This is the recommended process for working with Lark:
Collect or create input samples, that demonstrate key features or behaviors in the language you’re trying to parse.
Write a grammar. Try to aim for a structure that is intuitive, and in a way that imitates how you would explain your language to a fellow human.
Try your grammar in Lark against each input sample. Make sure the resulting parse-trees make sense.
Use Lark’s grammar features to shape the tree: Get rid of superfluous rules by inlining them, and use aliases when specific cases need clarification.
Of course, some specific use-cases may deviate from this process.
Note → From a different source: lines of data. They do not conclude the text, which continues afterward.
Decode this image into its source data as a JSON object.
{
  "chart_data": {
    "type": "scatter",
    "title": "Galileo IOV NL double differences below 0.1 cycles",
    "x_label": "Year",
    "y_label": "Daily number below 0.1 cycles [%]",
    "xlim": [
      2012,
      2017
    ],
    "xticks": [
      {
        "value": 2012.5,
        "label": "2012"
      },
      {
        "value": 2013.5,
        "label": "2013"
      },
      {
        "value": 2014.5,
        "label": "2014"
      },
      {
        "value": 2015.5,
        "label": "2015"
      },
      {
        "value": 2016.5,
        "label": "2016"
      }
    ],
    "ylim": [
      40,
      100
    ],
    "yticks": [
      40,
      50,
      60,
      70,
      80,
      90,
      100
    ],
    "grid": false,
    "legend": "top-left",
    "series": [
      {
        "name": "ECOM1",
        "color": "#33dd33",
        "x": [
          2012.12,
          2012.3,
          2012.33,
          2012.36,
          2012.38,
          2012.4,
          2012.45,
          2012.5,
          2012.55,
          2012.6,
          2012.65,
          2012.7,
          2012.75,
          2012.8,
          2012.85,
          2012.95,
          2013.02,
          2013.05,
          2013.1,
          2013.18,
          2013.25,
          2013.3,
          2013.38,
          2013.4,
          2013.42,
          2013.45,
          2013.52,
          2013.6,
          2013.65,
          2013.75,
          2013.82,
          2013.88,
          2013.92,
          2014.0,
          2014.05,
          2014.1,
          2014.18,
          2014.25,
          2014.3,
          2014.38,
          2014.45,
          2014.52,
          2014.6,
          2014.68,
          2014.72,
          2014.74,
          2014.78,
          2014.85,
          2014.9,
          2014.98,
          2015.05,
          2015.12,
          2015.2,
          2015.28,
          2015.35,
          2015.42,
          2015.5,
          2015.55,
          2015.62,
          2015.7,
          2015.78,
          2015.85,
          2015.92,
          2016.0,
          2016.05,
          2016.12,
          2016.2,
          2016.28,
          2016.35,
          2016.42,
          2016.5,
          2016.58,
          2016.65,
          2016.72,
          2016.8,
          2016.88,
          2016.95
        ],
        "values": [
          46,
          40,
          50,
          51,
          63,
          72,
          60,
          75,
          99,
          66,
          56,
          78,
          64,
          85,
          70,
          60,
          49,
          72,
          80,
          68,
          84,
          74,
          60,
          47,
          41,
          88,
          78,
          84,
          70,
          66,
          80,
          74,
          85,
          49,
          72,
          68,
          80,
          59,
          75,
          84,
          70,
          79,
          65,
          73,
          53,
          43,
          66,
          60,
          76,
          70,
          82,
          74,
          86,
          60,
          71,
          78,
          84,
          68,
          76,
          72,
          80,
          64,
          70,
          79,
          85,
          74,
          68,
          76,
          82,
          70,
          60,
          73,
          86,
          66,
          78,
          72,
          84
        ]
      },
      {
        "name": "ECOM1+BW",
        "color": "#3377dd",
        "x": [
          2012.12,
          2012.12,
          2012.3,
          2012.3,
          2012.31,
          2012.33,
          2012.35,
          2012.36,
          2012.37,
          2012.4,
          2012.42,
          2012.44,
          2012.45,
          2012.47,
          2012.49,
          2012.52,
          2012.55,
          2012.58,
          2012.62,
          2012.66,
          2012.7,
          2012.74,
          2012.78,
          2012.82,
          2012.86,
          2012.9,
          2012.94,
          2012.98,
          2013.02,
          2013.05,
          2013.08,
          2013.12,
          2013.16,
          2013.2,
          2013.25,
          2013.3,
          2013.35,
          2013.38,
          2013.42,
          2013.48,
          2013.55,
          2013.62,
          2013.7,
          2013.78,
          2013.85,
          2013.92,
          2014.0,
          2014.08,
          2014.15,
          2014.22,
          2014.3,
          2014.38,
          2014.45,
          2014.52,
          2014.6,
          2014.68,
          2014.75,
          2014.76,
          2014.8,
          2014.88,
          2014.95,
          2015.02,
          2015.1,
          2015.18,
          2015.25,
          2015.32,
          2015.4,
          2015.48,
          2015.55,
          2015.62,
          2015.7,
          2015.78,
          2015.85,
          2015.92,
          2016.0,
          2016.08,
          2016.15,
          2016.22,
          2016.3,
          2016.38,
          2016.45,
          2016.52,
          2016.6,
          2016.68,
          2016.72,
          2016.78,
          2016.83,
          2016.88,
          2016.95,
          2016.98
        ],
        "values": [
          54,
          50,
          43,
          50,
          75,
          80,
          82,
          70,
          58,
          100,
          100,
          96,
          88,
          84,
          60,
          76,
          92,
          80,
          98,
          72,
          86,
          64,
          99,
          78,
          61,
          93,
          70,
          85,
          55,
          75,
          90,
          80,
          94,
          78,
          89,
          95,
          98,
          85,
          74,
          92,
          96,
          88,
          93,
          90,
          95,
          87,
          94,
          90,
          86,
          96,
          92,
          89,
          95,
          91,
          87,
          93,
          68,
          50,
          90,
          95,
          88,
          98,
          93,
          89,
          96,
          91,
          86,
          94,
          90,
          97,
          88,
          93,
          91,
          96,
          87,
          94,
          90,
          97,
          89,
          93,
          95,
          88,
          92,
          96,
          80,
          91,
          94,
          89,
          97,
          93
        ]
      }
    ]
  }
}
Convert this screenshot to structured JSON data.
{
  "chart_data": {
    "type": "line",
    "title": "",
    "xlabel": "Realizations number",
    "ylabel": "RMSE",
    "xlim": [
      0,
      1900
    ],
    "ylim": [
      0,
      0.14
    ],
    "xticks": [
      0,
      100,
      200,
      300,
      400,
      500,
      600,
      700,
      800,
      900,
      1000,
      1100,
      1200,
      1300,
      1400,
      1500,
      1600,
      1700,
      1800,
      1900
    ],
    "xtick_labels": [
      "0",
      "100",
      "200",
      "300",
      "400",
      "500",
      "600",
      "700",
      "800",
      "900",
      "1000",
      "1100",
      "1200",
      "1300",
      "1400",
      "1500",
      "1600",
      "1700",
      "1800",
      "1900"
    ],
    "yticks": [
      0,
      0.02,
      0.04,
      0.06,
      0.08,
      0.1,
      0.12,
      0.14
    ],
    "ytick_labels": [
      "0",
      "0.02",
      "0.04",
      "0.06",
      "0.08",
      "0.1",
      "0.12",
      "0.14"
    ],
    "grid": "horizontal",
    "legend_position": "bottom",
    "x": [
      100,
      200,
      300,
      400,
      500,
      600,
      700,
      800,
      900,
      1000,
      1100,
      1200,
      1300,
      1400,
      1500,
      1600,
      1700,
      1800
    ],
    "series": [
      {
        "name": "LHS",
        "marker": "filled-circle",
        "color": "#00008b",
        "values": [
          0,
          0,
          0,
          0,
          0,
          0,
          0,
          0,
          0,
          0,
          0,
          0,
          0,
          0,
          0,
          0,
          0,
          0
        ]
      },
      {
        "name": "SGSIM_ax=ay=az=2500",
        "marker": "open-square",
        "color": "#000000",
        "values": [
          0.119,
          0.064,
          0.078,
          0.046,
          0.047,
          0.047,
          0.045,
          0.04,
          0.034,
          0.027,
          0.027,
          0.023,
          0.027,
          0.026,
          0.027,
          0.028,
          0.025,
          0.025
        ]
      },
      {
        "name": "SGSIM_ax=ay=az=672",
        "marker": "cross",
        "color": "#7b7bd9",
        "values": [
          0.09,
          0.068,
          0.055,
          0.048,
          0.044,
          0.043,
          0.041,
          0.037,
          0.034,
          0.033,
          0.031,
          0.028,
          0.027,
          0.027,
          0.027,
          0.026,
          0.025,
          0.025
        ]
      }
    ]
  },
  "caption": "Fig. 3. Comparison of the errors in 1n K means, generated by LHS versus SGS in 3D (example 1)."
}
Feel free to suggest these cases, and I’ll add them to this page.
For common use, you only need to know 3 classes: Lark, Tree, Transformer (Classes Reference)
Here is some mock usage of them. You can see a real example in the examples
from lark import Lark, Transformer
grammar = """start: rules and more rules
rule1: other rules AND TOKENS
| rule1 "+" rule2 -> add
| some value [maybe]
rule2: rule1 "-" (rule2 | "whatever")*
TOKEN1: "a literal"
TOKEN2: TOKEN1 "and literals"
"""
parser = Lark(grammar)
tree = parser.parse("some input string")
class MyTransformer(Transformer):
def rule1(self, matches):
return matches[0] + matches[1]
# I don't have to implement rule2 if I don't feel like it!
new_tree = MyTransformer().transform(tree)
By default Lark silently resolves Shift/Reduce conflicts as Shift. To enable warnings pass debug=True
. To get the messages printed you have to configure logging
framework beforehand. For example:
from lark import Lark
import logging
logging.basicConfig(level=logging.DEBUG)
collision_grammar = '''
start: as as
as: a*
a: 'a'
'''
p = Lark(collision_grammar, parser='lalr', debug=True)